Wednesday, July 6, 2011

You've never been to...

I was reading on Reuters and stumbled on this comment:
Technically, the US population is illiterate compared to the Chinese. Americans teens can play the Xbox, Chinese teens can build the Xbox.
and this response:
 You have never been to China have you? China is full of illiterate people, and most young people spend their entire young lives playing video games. The US is still more educated than the [C]hinese ever have been.
The second commenter is almost certainly right, but for all the wrong reasons. First, it seems unlikely he has been to China, so what makes him think he is right? Second, even if he had been to China, how would he know much about the education system? Would his knowledge be representative and how would he figure out if it were?

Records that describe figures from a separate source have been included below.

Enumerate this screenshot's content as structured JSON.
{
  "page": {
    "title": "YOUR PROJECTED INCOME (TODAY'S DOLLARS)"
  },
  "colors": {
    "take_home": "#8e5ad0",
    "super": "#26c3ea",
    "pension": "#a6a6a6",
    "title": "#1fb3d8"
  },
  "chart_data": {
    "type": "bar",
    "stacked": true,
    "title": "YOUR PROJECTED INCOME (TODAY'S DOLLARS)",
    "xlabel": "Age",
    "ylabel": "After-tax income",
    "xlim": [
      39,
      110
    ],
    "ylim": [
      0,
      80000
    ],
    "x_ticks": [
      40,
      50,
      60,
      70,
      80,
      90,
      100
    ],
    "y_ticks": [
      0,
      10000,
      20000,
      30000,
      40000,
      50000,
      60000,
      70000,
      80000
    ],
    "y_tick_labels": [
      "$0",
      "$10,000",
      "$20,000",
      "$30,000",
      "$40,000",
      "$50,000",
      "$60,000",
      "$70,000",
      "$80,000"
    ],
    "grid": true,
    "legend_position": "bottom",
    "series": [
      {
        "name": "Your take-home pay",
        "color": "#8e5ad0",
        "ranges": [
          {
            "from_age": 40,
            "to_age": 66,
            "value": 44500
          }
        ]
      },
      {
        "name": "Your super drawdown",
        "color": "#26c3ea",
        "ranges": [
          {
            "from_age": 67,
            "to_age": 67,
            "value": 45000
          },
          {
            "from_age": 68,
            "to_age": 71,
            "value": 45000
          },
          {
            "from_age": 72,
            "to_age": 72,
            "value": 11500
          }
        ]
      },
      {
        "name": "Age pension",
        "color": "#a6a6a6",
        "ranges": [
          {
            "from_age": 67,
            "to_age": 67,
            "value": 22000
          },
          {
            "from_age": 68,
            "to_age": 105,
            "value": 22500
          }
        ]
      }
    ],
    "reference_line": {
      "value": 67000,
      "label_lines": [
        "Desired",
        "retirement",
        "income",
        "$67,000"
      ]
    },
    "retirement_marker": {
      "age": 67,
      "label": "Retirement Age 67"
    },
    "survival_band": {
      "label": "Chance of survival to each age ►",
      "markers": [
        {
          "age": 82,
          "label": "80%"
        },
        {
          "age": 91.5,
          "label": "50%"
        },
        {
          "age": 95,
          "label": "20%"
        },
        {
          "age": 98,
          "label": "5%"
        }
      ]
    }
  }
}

He'd have to consult statistics (and consider if the statistics were any good). If he went to Shanghai he'd probably be under the impression that Chinese students were smarter than American students, on average. If he went to a rural pocket of poverty he might think most of China is still stuck in the stone ages. It sounds obvious that going to China would teach you a lot about China, but the truth is that most of what matters for economic policy can't be learned by observation. You have to get to know a country through the data and supplement that with tempered observations. I say tempered because by trusting your eyes you might be inclined to lump to all kinds of amateur sociology or anthropology in your theories. And you'll most likely be wrong.

(The book I linked to is about the people who make these mistakes not an example.)